L’éditeur veut aussi s’étendre au-delà du périmètre habituel de l’infrastructure as code. Après avoir renforcé la détection des dérives d’infrastructure, HashiCorp s’intéresse également à la validation continue avec les pré et postconditions, une fonctionnalité présentée en octobre dernier. Cette capacité est habituellement mise en œuvre à l’aide d’Argo CD et Flux. « La validation continue est un terrain intéressant pour Terraform Cloud », assure Armon Dagdar.

CDK : la réponse à Pulumi gagne en traction, selon le CTO d’HashiCorp

L’autre ère d’investissement pour HashiCorp concerne CDK, un projet lancé en 2020. Cloud Development Kit permet aux développeurs qui ne veulent pas forcément apprendre le DSL de Terraform, HCL (HashiCorp Configuration Language), de définir leurs infrastructures dans quelques langages populaires : TypeScript, Python, Java, C# et Go.

C’est exactement le créneau de Pulumi, un autre fournisseur spécialisé dans l’infrastructure as code.

« Pulumi est probablement l’un des autres outils de provisionning important sur la place, avec ceux des fournisseurs de cloud », avance Armon Dagdar. « Depuis que nous avons lancé Terraform CDK, nous les voyons moins apparaître dans les conversations avec les clients ».

Selon le CTO, la grande différence entre Pulumi et Terraform résidait justement dans le fait que les développeurs n’ont pas à s’appuyer sur un langage de programmation spécifique. « Désormais, la différence se joue dans le nombre de providers disponibles : nous en avons plus de 2 500 providers, tandis que Pulumi en a peut-être 50 », vante le CTO.

Le 23 mars 2023, sur son site Web, Pulumi mentionne l’existence de 130 packages, dont au moins 110 sont officiellement supportés par Pulumi ou par des partenaires. Sur les 3 023 providers Terraform recensés, seulement 299 d’entre eux sont maintenus par Terraform ou ses partenaires. Les 2 724 autres proviennent de la communauté. Pulumi prend en charge d’autres langages (JavaScript, .Net et YAML) et ne manque pas non plus de rappeler que sa solution polyglotte est utilisée par 1 500 clients.

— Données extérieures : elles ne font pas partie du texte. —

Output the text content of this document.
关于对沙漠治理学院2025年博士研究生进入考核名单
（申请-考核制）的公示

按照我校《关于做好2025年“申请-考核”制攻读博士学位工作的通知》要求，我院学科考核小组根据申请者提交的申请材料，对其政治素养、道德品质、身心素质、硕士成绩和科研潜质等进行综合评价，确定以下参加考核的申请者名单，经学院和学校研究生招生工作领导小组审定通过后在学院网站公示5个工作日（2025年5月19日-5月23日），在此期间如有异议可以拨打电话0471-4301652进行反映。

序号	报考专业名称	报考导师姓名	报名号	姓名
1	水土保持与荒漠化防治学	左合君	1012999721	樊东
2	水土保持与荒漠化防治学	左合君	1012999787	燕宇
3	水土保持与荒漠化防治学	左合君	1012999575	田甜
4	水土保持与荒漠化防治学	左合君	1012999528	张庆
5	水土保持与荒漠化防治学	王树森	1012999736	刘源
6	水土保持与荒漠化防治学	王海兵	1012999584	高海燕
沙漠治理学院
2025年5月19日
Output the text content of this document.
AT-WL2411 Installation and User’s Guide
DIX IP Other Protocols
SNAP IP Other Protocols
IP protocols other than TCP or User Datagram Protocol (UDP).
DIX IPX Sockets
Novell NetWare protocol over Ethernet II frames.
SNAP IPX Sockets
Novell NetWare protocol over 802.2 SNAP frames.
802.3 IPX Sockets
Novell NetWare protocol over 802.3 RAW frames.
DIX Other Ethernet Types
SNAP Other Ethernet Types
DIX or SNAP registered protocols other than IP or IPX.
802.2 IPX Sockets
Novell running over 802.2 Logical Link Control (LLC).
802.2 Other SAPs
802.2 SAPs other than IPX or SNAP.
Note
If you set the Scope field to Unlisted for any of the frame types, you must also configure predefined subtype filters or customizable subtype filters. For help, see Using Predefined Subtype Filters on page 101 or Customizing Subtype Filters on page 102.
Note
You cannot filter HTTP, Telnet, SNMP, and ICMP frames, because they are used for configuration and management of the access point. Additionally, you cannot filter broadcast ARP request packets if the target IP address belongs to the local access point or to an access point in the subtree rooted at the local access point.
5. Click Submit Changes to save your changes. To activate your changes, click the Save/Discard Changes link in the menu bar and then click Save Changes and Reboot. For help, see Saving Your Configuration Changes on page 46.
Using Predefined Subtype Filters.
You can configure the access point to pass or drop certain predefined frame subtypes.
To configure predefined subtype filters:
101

« CDK est devenu très populaire », assure Armon Dagdar.

Pourtant, CDK n’est pas encore un projet mature, préviennent les ingénieurs d’HashiCorp. « Terraform CDK pourrait subir des changements cassants d’ici à la disponibilité de la version 1.0 », notent-ils dans la documentation. CDK est pour l’instant disponible en version 0.15.

Il n’en reste pas moins qu’avec son portfolio grandissant (Terraform Cloud, Consul, Vault, Packer, Boundary, etc.), HashiCorp enregistre des progrès significatifs lors de son exercice financier 2023. Selon les résultats présentés le 9 mars dernier, l’éditeur a généré 475,9 millions de dollars sur cette période, soit une hausse de 48 % de son chiffre d’affaires par rapport à l’an passé. HashiCorp fait tout de même part de 274,2 millions de pertes nettes, contre 290,1 millions de dollars l’année précédente. À la fin du quatrième trimestre 2023, le 31 janvier 2023, l’entreprise dénombrait 4 131 clients, contre 2 715 à la fin du T4 2 022.